The events of 11 September revealed the dark side of globalisation, so it is not surprising that some religious people have responded to the crisis by drawing in their horns and becoming more tribal. But it is not sufficient for the official faiths simply to denounce this wave of religious terror verbally. In their fear and rage, fundamentalists tend to distort the very tradition they are trying to defend, especially by exaggerating its belligerent elements and downplaying those that insist upon respect for the sacred rights of others. Religion itself was hijacked and discredited on 11 September, and it must now be reclaimed by a compassionate offensive which shows that religion can make a difference to a world torn apart by hatred and fear.

But there is another form of fundamentalism, especially rampant in Britain, which must also be held in check. A few days after 11 September, an acquaintance rang me in triumph to declare that God was finally dead. Last week, a young girl denounced me for my interest in religion in almost exactly the same terms as, a few years ago, a student in the Bible belt attacked me for interpreting scripture in a non-literal manner.
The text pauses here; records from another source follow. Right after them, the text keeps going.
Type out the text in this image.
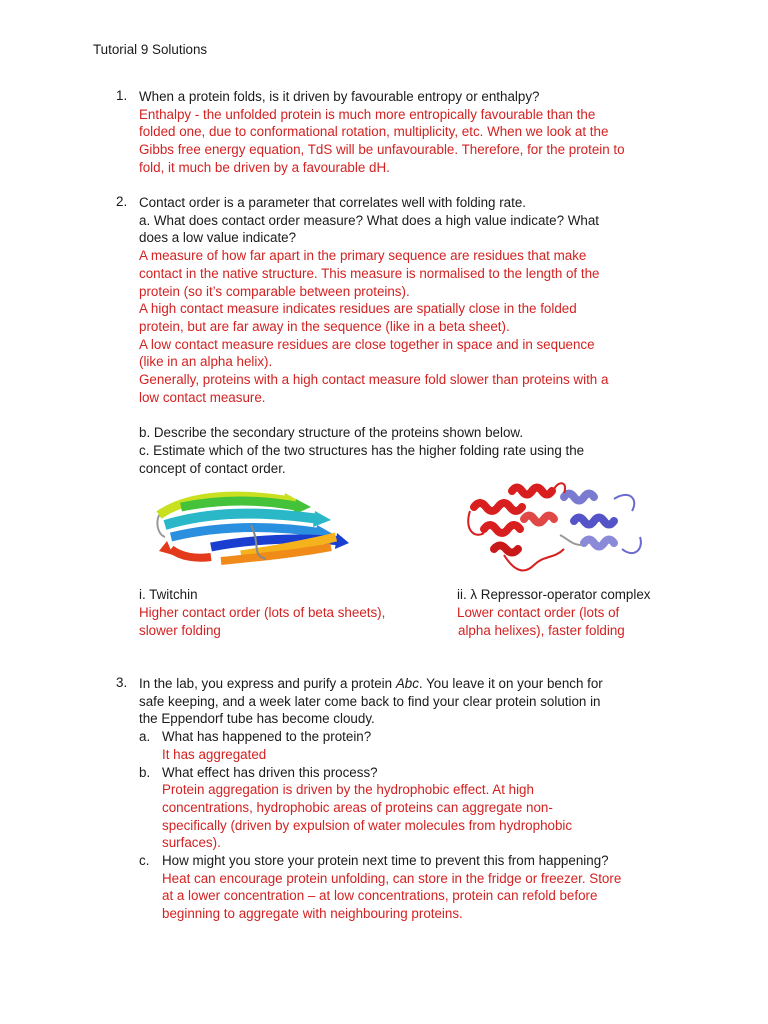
Tutorial 9 Solutions
1. When a protein folds, is it driven by favourable entropy or enthalpy?
Enthalpy - the unfolded protein is much more entropically favourable than the
folded one, due to conformational rotation, multiplicity, etc. When we look at the
Gibbs free energy equation, TdS will be unfavourable. Therefore, for the protein to
fold, it much be driven by a favourable dH.
2. Contact order is a parameter that correlates well with folding rate.
a. What does contact order measure? What does a high value indicate? What
does a low value indicate?
A measure of how far apart in the primary sequence are residues that make
contact in the native structure. This measure is normalised to the length of the
protein (so it’s comparable between proteins).
A high contact measure indicates residues are spatially close in the folded
protein, but are far away in the sequence (like in a beta sheet).
A low contact measure residues are close together in space and in sequence
(like in an alpha helix).
Generally, proteins with a high contact measure fold slower than proteins with a
low contact measure.
b. Describe the secondary structure of the proteins shown below.
c. Estimate which of the two structures has the higher folding rate using the
concept of contact order.
i. Twitchin
Higher contact order (lots of beta sheets),
slower folding
ii. λ Repressor-operator complex
Lower contact order (lots of
alpha helixes), faster folding
3. In the lab, you express and purify a protein Abc. You leave it on your bench for
safe keeping, and a week later come back to find your clear protein solution in
the Eppendorf tube has become cloudy.
a. What has happened to the protein?
It has aggregated
b. What effect has driven this process?
Protein aggregation is driven by the hydrophobic effect. At high
concentrations, hydrophobic areas of proteins can aggregate non-
specifically (driven by expulsion of water molecules from hydrophobic
surfaces).
c. How might you store your protein next time to prevent this from happening?
Heat can encourage protein unfolding, can store in the fridge or freezer. Store
at a lower concentration – at low concentrations, protein can refold before
beginning to aggregate with neighbouring proteins.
This is secular fundamentalism, and it can be just as partial and prejudiced as its religious counterpart.

Not all religion is good; there is bad religion as there is bad art, bad cookery and bad sex. To see Bin Laden as typical of religion is as inaccurate as to equate all secularism with Stalin. What has happened in Washington, New York, Bali and Mombasa is a vile perversion of religion, but it does not represent the whole. Indeed, this type of secularist disdain is one of the factors that caused religious fundamentalism to develop in the first place. Every fundamentalist movement that I have studied began with what was perceived to be an assault by the liberal establishment, and each has developed in a symbiotic relationship with an invasive, aggressive secularism.

One of the revelations of 11 September was that we live in one world. Events that happen today in Gaza or Iraq will have repercussions tomorrow in London or New York. Fundamentalist ideologies may have looked crazy to an outsider, but they were trying to express fears that no society can safely ignore. In the post-11 September world, we can no longer isolate ourselves in religious or secularist camps, gazing at each other with hatred and contempt, because we have learnt to our immense cost that such attitudes are no longer merely parochial, but also dangerous.